5 Reasons to Quit Your Job, According to a Career Expert

Ideally, you’d like to have a career that you enjoy for a long period of time — but that doesn’t always feel possible.

Many people end up frustrated with their jobs for one reason or another, whether it’s because of their workplace environment or the work itself. As the frustration builds, they may turn to their networks and job boards in search of new positions.

“When we look at careers, it used to be a straight line, now it’s a squiggly line,” LinkedIn career expert Catherine Fisher tells TODAY.com.

And while switching jobs makes some people uneasy (and, well, terrified), there are positives to branching out and trying something new.

Think of each job as a stepping stone to building the longer-term vision of your career, as Fisher explains. The things you learn from each one add value.

“In every job you have, you acquire new skills, you build new relationships, you extend your network, you learn about new industries,” he says. “If you’re looking to make a change, it’s thinking about a kind of bigger picture.”

But at what point do you know if you are in a temporary routine or if you should reassess your career path? Fisher breaks down the telltale signs it’s time to leave your current role.

You’re not feeling challenged

Feeling like you can do your job in your sleep isn’t always a good thing.
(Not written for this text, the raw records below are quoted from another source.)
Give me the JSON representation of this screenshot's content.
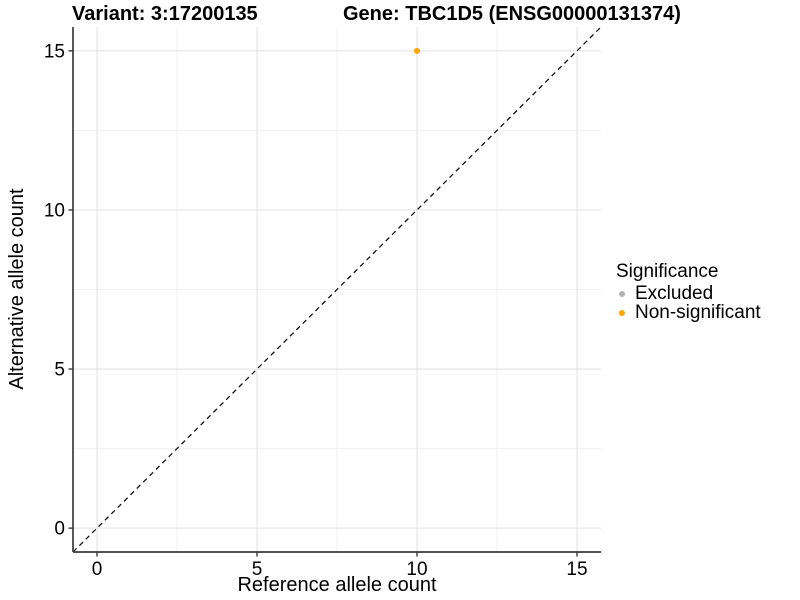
{
  "header": {
    "variant_title": "Variant: 3:17200135",
    "gene_title": "Gene: TBC1D5 (ENSG00000131374)"
  },
  "chart_data": {
    "type": "scatter",
    "title": "Variant: 3:17200135 — Gene: TBC1D5 (ENSG00000131374)",
    "xlabel": "Reference allele count",
    "ylabel": "Alternative allele count",
    "x_domain": [
      -0.75,
      15.75
    ],
    "y_domain": [
      -0.75,
      15.75
    ],
    "x_ticks": [
      0,
      5,
      10,
      15
    ],
    "y_ticks": [
      0,
      5,
      10,
      15
    ],
    "x_minor_gridlines": [
      2.5,
      7.5,
      12.5
    ],
    "y_minor_gridlines": [
      2.5,
      7.5,
      12.5
    ],
    "grid": "major+minor",
    "identity_line": {
      "slope": 1,
      "intercept": 0,
      "style": "dashed",
      "color": "#111111"
    },
    "series": [
      {
        "name": "Excluded",
        "color": "#B3B3B3",
        "points": []
      },
      {
        "name": "Non-significant",
        "color": "#FFA500",
        "points": [
          {
            "x": 10,
            "y": 15
          }
        ]
      }
    ],
    "legend": {
      "title": "Significance",
      "position": "right",
      "items": [
        {
          "label": "Excluded",
          "color": "#B3B3B3"
        },
        {
          "label": "Non-significant",
          "color": "#FFA500"
        }
      ]
    }
  }
}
“If you feel like there aren’t enough opportunities at the company to learn, that may be a sign that it’s not setting you up for the long term,” Fisher says. “Maybe it’s comfortable, but if you’re still really looking to grow your career, I think that is a flag.”

Oftentimes, however, Fisher says there can be an opportunity to modify your job description by going to your manager with ideas on how to make your position more palatable. She advises taking on a “leader” role and suggesting to your manager that there are “some opportunities I see to make this job more effective.”

If you enjoy the company and people but you’re just not feeling challenged in your specific role, Fisher encourages looking for opportunities internally before searching elsewhere.

“It’s about the people you work with, it’s about the jobs you’re doing and the growth opportunities,” she says. “If those growth opportunities don’t exist in your current role, seek to understand if you could find something internally before choosing another company.”

You dread going to work most days

Sure, the “Sunday scaries” are a real thing, but Fisher warns that this feeling shouldn’t last more than one day a week.

She recommends asking yourself things like “Am I stressed out or burned out?” and “Is the workplace toxic?” to pinpoint why you might be feeling this way.

Keep in mind that your feelings may be situational, especially if your stress levels are higher due to a busy time of year (think: tax season for an accountant).

Start by taking some time off to recharge your batteries. Make sure you completely unplug during this time even if you’re simply hanging out at home.

But if you’re feeling burned out by things beyond your control, Fisher recommends trying to identify potential causes and coming up with a solution before having a conversation with your manager about how you’re feeling.

“More times than not, a manager is going to want to figure out ‘How do we keep you from feeling burnt out,’ she says.

However, if you’re unable to come up with meaningful solutions, Fisher says it may be time to start looking for something new.

You can’t see yourself growing at your company

Maybe you feel like you’ve reached your full potential at your job. .

“I think that sometimes people get caught up in the fact that they want to get promoted, they want more and more and more, but if the job itself is like that is the job, you can get heartened by that,” he says.

As for how you know if you’ve reached your full potential, Fisher recommends having a direct conversation with your manager in terms of the expectations of the position. This may help you understand where your role could lead.

Fisher suggests asking: “Do they see this role in terms of expanding in scope?”

Maybe your manager will say they see the job continuing to grow, or maybe they will respond that they don’t anticipate the job expanding.

If that’s the case, that may be a signal it’s time to start searching elsewhere, whether that’s internally or externally.

You’re not aligned with your company’s culture and values

A company that is aligned with what you care most about can make all the difference because, as Fisher puts it, it can give you a sense of belonging.

“If your values ​​aren’t aligning with the company, you’re probably never going to feel great there, you’re never really going to feel like you belong,” she says.

This could be an indication that it’s time to consider your place there and search elsewhere to find a more comfortable fit.

Be sure to take your time while you wait for the right opportunity. Fisher recommends “really looking for those opportunities where you are aligned, because you don’t want to get into the same situation.”

There’s a lack of job security

In today’s landscape, job security may feel like a thing of the past.

“It’s important to understand how your company is performing,” she says. But if you’re unsure, Fisher says it’s appropriate to ask your manager specifics about the stability of the company and how your department is doing as a whole.

To get a broader scope, Fisher suggests following industry leaders on LinkedIn to gain an understanding of how your company is fairing against competitors.

If you’re still worried about job insecurity, Fisher recommends “career cushioning,” aka taking actions to keep your options open.

“Start thinking about what’s next for you, and this could be looking at your LinkedIn profile, brushing up on your skills, making sure your network continues to be strong.”